At the same time, singlet fission is a method that generates twice the electronic charge carriers compared to the normal for each photon of light that has been absorbed. Tetracene is utilized in such devices to shift the energy produced by singlet fission into silicon.
All over the world, engineers and scientists have been working on the best methods to integrate tandem cells and singlet fission processes into commercially feasible devices with the ability to take over from traditional, single-junction silicon solar cells that are generally found on rooftops and in large-scale arrays.
At present, work performed by the School of Photovoltaic and Renewable Energy Engineering and the ARC Centre of Excellence in Exciton Science, both based at the University of New South Wales (UNSW) in Sydney, has underlined few main benefits to both singlet fission and tandem cells.

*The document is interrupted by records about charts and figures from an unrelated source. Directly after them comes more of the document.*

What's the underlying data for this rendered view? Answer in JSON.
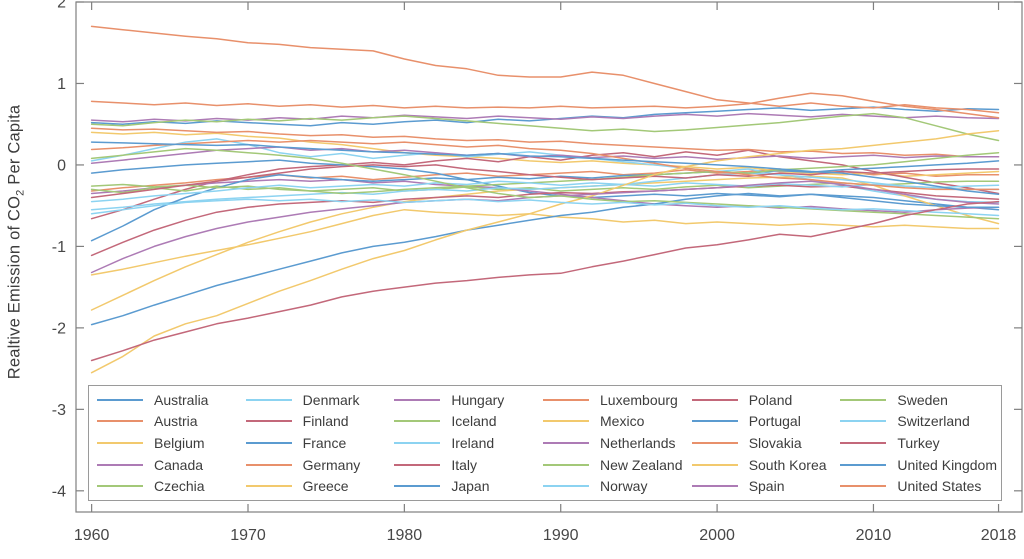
{
  "figure": {
    "ylabel": {
      "prefix": "Realtive Emission of CO",
      "sub": "2",
      "suffix": " Per Capita"
    }
  },
  "style": {
    "axis_color": "#7f7f7f",
    "tick_label_color": "#474747",
    "legend_border_color": "#9a9a9a",
    "background": "#ffffff",
    "line_width": 1.5
  },
  "chart_data": {
    "type": "line",
    "title": "",
    "xlabel": "",
    "ylabel": "Realtive Emission of CO2 Per Capita",
    "xlim": [
      1959,
      2019.5
    ],
    "ylim": [
      -4.26,
      2.0
    ],
    "xticks": [
      1960,
      1970,
      1980,
      1990,
      2000,
      2010,
      2018
    ],
    "yticks": [
      2,
      1,
      0,
      -1,
      -2,
      -3,
      -4
    ],
    "grid": false,
    "legend_position": "inside-bottom",
    "legend_columns": 6,
    "legend_fill": "column-major",
    "palette": [
      "#5b9bd0",
      "#e8906b",
      "#f2c96d",
      "#ad7bb5",
      "#a3c878",
      "#8cd3f1",
      "#c3687a"
    ],
    "x": [
      1960,
      1962,
      1964,
      1966,
      1968,
      1970,
      1972,
      1974,
      1976,
      1978,
      1980,
      1982,
      1984,
      1986,
      1988,
      1990,
      1992,
      1994,
      1996,
      1998,
      2000,
      2002,
      2004,
      2006,
      2008,
      2010,
      2012,
      2014,
      2016,
      2018
    ],
    "series": [
      {
        "name": "Australia",
        "color_index": 0,
        "values": [
          0.52,
          0.5,
          0.53,
          0.51,
          0.54,
          0.52,
          0.5,
          0.48,
          0.52,
          0.5,
          0.53,
          0.55,
          0.52,
          0.56,
          0.54,
          0.57,
          0.6,
          0.58,
          0.62,
          0.64,
          0.66,
          0.68,
          0.7,
          0.67,
          0.69,
          0.71,
          0.68,
          0.66,
          0.69,
          0.68
        ]
      },
      {
        "name": "Austria",
        "color_index": 1,
        "values": [
          -0.32,
          -0.28,
          -0.25,
          -0.22,
          -0.18,
          -0.15,
          -0.12,
          -0.16,
          -0.14,
          -0.18,
          -0.15,
          -0.12,
          -0.1,
          -0.14,
          -0.12,
          -0.1,
          -0.08,
          -0.12,
          -0.1,
          -0.06,
          -0.1,
          -0.08,
          -0.05,
          -0.1,
          -0.08,
          -0.12,
          -0.1,
          -0.14,
          -0.12,
          -0.12
        ]
      },
      {
        "name": "Belgium",
        "color_index": 2,
        "values": [
          0.4,
          0.38,
          0.4,
          0.37,
          0.39,
          0.35,
          0.33,
          0.28,
          0.25,
          0.2,
          0.15,
          0.12,
          0.1,
          0.08,
          0.05,
          0.03,
          0.05,
          0.02,
          0.0,
          -0.02,
          -0.05,
          -0.03,
          -0.08,
          -0.1,
          -0.12,
          -0.1,
          -0.14,
          -0.12,
          -0.1,
          -0.08
        ]
      },
      {
        "name": "Canada",
        "color_index": 3,
        "values": [
          0.55,
          0.53,
          0.56,
          0.54,
          0.57,
          0.55,
          0.58,
          0.56,
          0.6,
          0.58,
          0.61,
          0.59,
          0.57,
          0.6,
          0.58,
          0.56,
          0.59,
          0.57,
          0.6,
          0.62,
          0.6,
          0.63,
          0.61,
          0.59,
          0.62,
          0.6,
          0.58,
          0.6,
          0.58,
          0.57
        ]
      },
      {
        "name": "Czechia",
        "color_index": 4,
        "values": [
          0.5,
          0.48,
          0.52,
          0.55,
          0.53,
          0.56,
          0.54,
          0.57,
          0.55,
          0.58,
          0.6,
          0.57,
          0.54,
          0.51,
          0.48,
          0.45,
          0.42,
          0.44,
          0.41,
          0.43,
          0.46,
          0.49,
          0.52,
          0.56,
          0.6,
          0.63,
          0.58,
          0.48,
          0.38,
          0.3
        ]
      },
      {
        "name": "Denmark",
        "color_index": 5,
        "values": [
          0.05,
          0.12,
          0.2,
          0.28,
          0.32,
          0.25,
          0.15,
          0.1,
          0.14,
          0.08,
          0.12,
          0.15,
          0.1,
          0.13,
          0.16,
          0.12,
          0.08,
          0.04,
          0.0,
          -0.04,
          -0.08,
          -0.05,
          -0.12,
          -0.18,
          -0.25,
          -0.32,
          -0.38,
          -0.42,
          -0.45,
          -0.46
        ]
      },
      {
        "name": "Finland",
        "color_index": 6,
        "values": [
          -0.66,
          -0.55,
          -0.42,
          -0.3,
          -0.2,
          -0.12,
          -0.05,
          -0.02,
          0.0,
          0.03,
          0.0,
          0.05,
          0.08,
          0.04,
          0.1,
          0.06,
          0.12,
          0.15,
          0.1,
          0.16,
          0.12,
          0.18,
          0.1,
          0.05,
          0.0,
          -0.08,
          -0.15,
          -0.22,
          -0.28,
          -0.35
        ]
      },
      {
        "name": "France",
        "color_index": 0,
        "values": [
          -0.1,
          -0.06,
          -0.03,
          0.0,
          0.02,
          0.04,
          0.06,
          0.02,
          0.0,
          -0.02,
          -0.05,
          -0.1,
          -0.18,
          -0.26,
          -0.34,
          -0.38,
          -0.4,
          -0.38,
          -0.36,
          -0.38,
          -0.35,
          -0.37,
          -0.39,
          -0.36,
          -0.38,
          -0.4,
          -0.44,
          -0.48,
          -0.52,
          -0.55
        ]
      },
      {
        "name": "Germany",
        "color_index": 1,
        "values": [
          0.45,
          0.43,
          0.44,
          0.42,
          0.4,
          0.41,
          0.38,
          0.36,
          0.37,
          0.34,
          0.35,
          0.32,
          0.3,
          0.31,
          0.28,
          0.29,
          0.26,
          0.24,
          0.22,
          0.2,
          0.18,
          0.19,
          0.16,
          0.17,
          0.14,
          0.15,
          0.12,
          0.13,
          0.1,
          0.1
        ]
      },
      {
        "name": "Greece",
        "color_index": 2,
        "values": [
          -1.78,
          -1.6,
          -1.42,
          -1.25,
          -1.1,
          -0.95,
          -0.82,
          -0.7,
          -0.6,
          -0.52,
          -0.45,
          -0.4,
          -0.36,
          -0.32,
          -0.3,
          -0.28,
          -0.26,
          -0.24,
          -0.22,
          -0.2,
          -0.18,
          -0.16,
          -0.15,
          -0.14,
          -0.16,
          -0.25,
          -0.38,
          -0.5,
          -0.62,
          -0.72
        ]
      },
      {
        "name": "Hungary",
        "color_index": 3,
        "values": [
          -0.35,
          -0.32,
          -0.28,
          -0.25,
          -0.22,
          -0.2,
          -0.18,
          -0.2,
          -0.18,
          -0.22,
          -0.2,
          -0.24,
          -0.26,
          -0.28,
          -0.32,
          -0.36,
          -0.4,
          -0.44,
          -0.48,
          -0.5,
          -0.52,
          -0.5,
          -0.53,
          -0.51,
          -0.54,
          -0.56,
          -0.58,
          -0.55,
          -0.53,
          -0.52
        ]
      },
      {
        "name": "Iceland",
        "color_index": 4,
        "values": [
          -0.3,
          -0.34,
          -0.28,
          -0.32,
          -0.26,
          -0.3,
          -0.28,
          -0.32,
          -0.3,
          -0.28,
          -0.32,
          -0.3,
          -0.27,
          -0.3,
          -0.28,
          -0.32,
          -0.3,
          -0.28,
          -0.3,
          -0.27,
          -0.25,
          -0.28,
          -0.26,
          -0.24,
          -0.22,
          -0.25,
          -0.23,
          -0.21,
          -0.2,
          -0.2
        ]
      },
      {
        "name": "Ireland",
        "color_index": 5,
        "values": [
          -0.55,
          -0.52,
          -0.48,
          -0.45,
          -0.42,
          -0.4,
          -0.38,
          -0.36,
          -0.34,
          -0.36,
          -0.32,
          -0.3,
          -0.32,
          -0.28,
          -0.3,
          -0.28,
          -0.26,
          -0.24,
          -0.2,
          -0.16,
          -0.12,
          -0.1,
          -0.12,
          -0.15,
          -0.18,
          -0.22,
          -0.26,
          -0.28,
          -0.3,
          -0.3
        ]
      },
      {
        "name": "Italy",
        "color_index": 6,
        "values": [
          -1.11,
          -0.95,
          -0.8,
          -0.68,
          -0.58,
          -0.52,
          -0.48,
          -0.46,
          -0.44,
          -0.46,
          -0.42,
          -0.4,
          -0.38,
          -0.4,
          -0.36,
          -0.34,
          -0.35,
          -0.33,
          -0.32,
          -0.3,
          -0.28,
          -0.26,
          -0.25,
          -0.27,
          -0.26,
          -0.3,
          -0.34,
          -0.38,
          -0.4,
          -0.42
        ]
      },
      {
        "name": "Japan",
        "color_index": 0,
        "values": [
          -0.93,
          -0.75,
          -0.55,
          -0.4,
          -0.28,
          -0.18,
          -0.12,
          -0.15,
          -0.18,
          -0.2,
          -0.18,
          -0.16,
          -0.18,
          -0.15,
          -0.17,
          -0.14,
          -0.16,
          -0.13,
          -0.12,
          -0.1,
          -0.08,
          -0.1,
          -0.07,
          -0.09,
          -0.06,
          -0.04,
          -0.02,
          0.0,
          0.02,
          0.05
        ]
      },
      {
        "name": "Luxembourg",
        "color_index": 1,
        "values": [
          0.78,
          0.76,
          0.74,
          0.76,
          0.73,
          0.75,
          0.72,
          0.74,
          0.71,
          0.73,
          0.7,
          0.72,
          0.7,
          0.71,
          0.7,
          0.72,
          0.7,
          0.71,
          0.72,
          0.7,
          0.72,
          0.75,
          0.82,
          0.88,
          0.85,
          0.78,
          0.72,
          0.68,
          0.63,
          0.58
        ]
      },
      {
        "name": "Mexico",
        "color_index": 2,
        "values": [
          -1.35,
          -1.28,
          -1.2,
          -1.12,
          -1.05,
          -0.98,
          -0.9,
          -0.82,
          -0.72,
          -0.62,
          -0.55,
          -0.58,
          -0.6,
          -0.62,
          -0.6,
          -0.64,
          -0.66,
          -0.7,
          -0.68,
          -0.72,
          -0.7,
          -0.72,
          -0.74,
          -0.72,
          -0.74,
          -0.76,
          -0.74,
          -0.76,
          -0.78,
          -0.78
        ]
      },
      {
        "name": "Netherlands",
        "color_index": 3,
        "values": [
          0.02,
          0.06,
          0.1,
          0.14,
          0.18,
          0.2,
          0.22,
          0.18,
          0.2,
          0.16,
          0.18,
          0.15,
          0.12,
          0.14,
          0.1,
          0.12,
          0.09,
          0.11,
          0.08,
          0.1,
          0.07,
          0.09,
          0.11,
          0.08,
          0.1,
          0.12,
          0.09,
          0.11,
          0.1,
          0.1
        ]
      },
      {
        "name": "New Zealand",
        "color_index": 4,
        "values": [
          -0.26,
          -0.24,
          -0.27,
          -0.25,
          -0.28,
          -0.26,
          -0.3,
          -0.32,
          -0.35,
          -0.33,
          -0.3,
          -0.28,
          -0.26,
          -0.24,
          -0.22,
          -0.2,
          -0.18,
          -0.15,
          -0.12,
          -0.1,
          -0.08,
          -0.1,
          -0.06,
          -0.04,
          -0.02,
          0.0,
          0.04,
          0.08,
          0.12,
          0.15
        ]
      },
      {
        "name": "Norway",
        "color_index": 5,
        "values": [
          -0.45,
          -0.42,
          -0.38,
          -0.35,
          -0.32,
          -0.28,
          -0.25,
          -0.28,
          -0.26,
          -0.24,
          -0.26,
          -0.22,
          -0.24,
          -0.2,
          -0.22,
          -0.25,
          -0.22,
          -0.24,
          -0.26,
          -0.22,
          -0.24,
          -0.26,
          -0.23,
          -0.25,
          -0.27,
          -0.24,
          -0.26,
          -0.28,
          -0.26,
          -0.25
        ]
      },
      {
        "name": "Poland",
        "color_index": 6,
        "values": [
          -0.4,
          -0.35,
          -0.3,
          -0.25,
          -0.2,
          -0.15,
          -0.1,
          -0.05,
          -0.02,
          0.0,
          -0.02,
          0.0,
          -0.05,
          -0.08,
          -0.12,
          -0.15,
          -0.18,
          -0.16,
          -0.14,
          -0.16,
          -0.12,
          -0.14,
          -0.1,
          -0.12,
          -0.08,
          -0.1,
          -0.08,
          -0.06,
          -0.05,
          -0.05
        ]
      },
      {
        "name": "Portugal",
        "color_index": 0,
        "values": [
          -1.96,
          -1.85,
          -1.72,
          -1.6,
          -1.48,
          -1.38,
          -1.28,
          -1.18,
          -1.08,
          -1.0,
          -0.95,
          -0.88,
          -0.8,
          -0.74,
          -0.68,
          -0.62,
          -0.58,
          -0.52,
          -0.48,
          -0.42,
          -0.38,
          -0.35,
          -0.38,
          -0.36,
          -0.4,
          -0.44,
          -0.48,
          -0.5,
          -0.52,
          -0.52
        ]
      },
      {
        "name": "Slovakia",
        "color_index": 1,
        "values": [
          0.19,
          0.21,
          0.24,
          0.26,
          0.28,
          0.3,
          0.28,
          0.3,
          0.28,
          0.26,
          0.28,
          0.25,
          0.22,
          0.24,
          0.2,
          0.18,
          0.14,
          0.08,
          0.02,
          -0.04,
          -0.08,
          -0.12,
          -0.16,
          -0.18,
          -0.22,
          -0.25,
          -0.28,
          -0.3,
          -0.3,
          -0.3
        ]
      },
      {
        "name": "South Korea",
        "color_index": 2,
        "values": [
          -2.55,
          -2.35,
          -2.1,
          -1.95,
          -1.85,
          -1.7,
          -1.55,
          -1.42,
          -1.28,
          -1.15,
          -1.05,
          -0.92,
          -0.8,
          -0.7,
          -0.6,
          -0.48,
          -0.38,
          -0.25,
          -0.12,
          -0.02,
          0.05,
          0.1,
          0.14,
          0.18,
          0.2,
          0.24,
          0.28,
          0.32,
          0.38,
          0.42
        ]
      },
      {
        "name": "Spain",
        "color_index": 3,
        "values": [
          -1.32,
          -1.15,
          -1.0,
          -0.88,
          -0.78,
          -0.7,
          -0.64,
          -0.58,
          -0.54,
          -0.5,
          -0.46,
          -0.44,
          -0.42,
          -0.44,
          -0.4,
          -0.38,
          -0.36,
          -0.34,
          -0.32,
          -0.3,
          -0.28,
          -0.25,
          -0.22,
          -0.2,
          -0.24,
          -0.3,
          -0.36,
          -0.42,
          -0.46,
          -0.48
        ]
      },
      {
        "name": "Sweden",
        "color_index": 4,
        "values": [
          0.08,
          0.12,
          0.16,
          0.2,
          0.18,
          0.15,
          0.12,
          0.08,
          0.02,
          -0.05,
          -0.12,
          -0.2,
          -0.28,
          -0.35,
          -0.4,
          -0.38,
          -0.42,
          -0.45,
          -0.44,
          -0.46,
          -0.48,
          -0.5,
          -0.52,
          -0.54,
          -0.56,
          -0.58,
          -0.6,
          -0.62,
          -0.64,
          -0.66
        ]
      },
      {
        "name": "Switzerland",
        "color_index": 5,
        "values": [
          -0.6,
          -0.55,
          -0.5,
          -0.46,
          -0.44,
          -0.42,
          -0.44,
          -0.42,
          -0.45,
          -0.43,
          -0.46,
          -0.44,
          -0.42,
          -0.45,
          -0.43,
          -0.46,
          -0.48,
          -0.46,
          -0.49,
          -0.47,
          -0.5,
          -0.52,
          -0.5,
          -0.53,
          -0.55,
          -0.54,
          -0.56,
          -0.58,
          -0.6,
          -0.62
        ]
      },
      {
        "name": "Turkey",
        "color_index": 6,
        "values": [
          -2.4,
          -2.28,
          -2.15,
          -2.05,
          -1.95,
          -1.88,
          -1.8,
          -1.72,
          -1.62,
          -1.55,
          -1.5,
          -1.45,
          -1.42,
          -1.38,
          -1.35,
          -1.33,
          -1.25,
          -1.18,
          -1.1,
          -1.02,
          -0.98,
          -0.92,
          -0.85,
          -0.88,
          -0.8,
          -0.72,
          -0.62,
          -0.55,
          -0.48,
          -0.45
        ]
      },
      {
        "name": "United Kingdom",
        "color_index": 0,
        "values": [
          0.28,
          0.27,
          0.26,
          0.25,
          0.24,
          0.25,
          0.22,
          0.2,
          0.18,
          0.16,
          0.15,
          0.13,
          0.12,
          0.14,
          0.11,
          0.1,
          0.08,
          0.06,
          0.04,
          0.02,
          0.0,
          -0.02,
          -0.05,
          -0.08,
          -0.1,
          -0.15,
          -0.2,
          -0.26,
          -0.32,
          -0.36
        ]
      },
      {
        "name": "United States",
        "color_index": 1,
        "values": [
          1.7,
          1.66,
          1.62,
          1.58,
          1.55,
          1.5,
          1.48,
          1.44,
          1.42,
          1.4,
          1.3,
          1.22,
          1.18,
          1.1,
          1.08,
          1.08,
          1.14,
          1.1,
          1.0,
          0.9,
          0.8,
          0.76,
          0.72,
          0.76,
          0.72,
          0.7,
          0.74,
          0.7,
          0.68,
          0.64
        ]
      }
    ]
  }
}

The scientists illustrated that both perovskite or silicon tandem cells and tetracene-based singlet fission cells will run at lower temperatures compared to traditional silicon devices. This will help decrease the effect of damage from the heat on the devices, thereby expanding their lifetime and reducing the charge of the energy generated.
For instance, a 5 °C to 10 °C decrease in module operating temperature matches with a 2% to 4% gain in yearly energy production. Moreover, the lifetime of the device is normally found to double for every 10 °C decrease in temperature. That implies a rise in the lifetime of 4.5 years for singlet fission cells and 3.1 years for the tandem cells.
As far as singlet fission cells are concerned, there is one more useful advantage. When tetracene degrades unavoidably, it turns out to be transparent to solar radiation, thereby enabling the cell to proceed with functioning as a traditional silicon device, albeit one that has originally operated at a lower temperature and provided extreme efficiency during the first stage of its lifecycle.
The commercial value of photovoltaic technologies can be increased by either increasing the energy conversion efficiency or the operational lifespan. The former is the primary driver for the development of next generation technologies, while little thought has been given to the potential lifespan advantages.
Jessica Yajie Jiang, Study Lead Author, ARC Center of Excellence in Exciton Science
“We demonstrated that these advanced photovoltaic technologies also show ancillary benefits in terms of enhanced lifespan by operating at lower temperature and more resilience under degradation, introducing a new paradigm to evaluate the potential of new solar energy technologies,” added Jiang.
Jiang, Y., et al. (2021) Singlet fission and tandem solar cells reduce thermal degradation and enhance lifespan. Progress in Photovoltaics. doi.org/10.1002/pip.3405.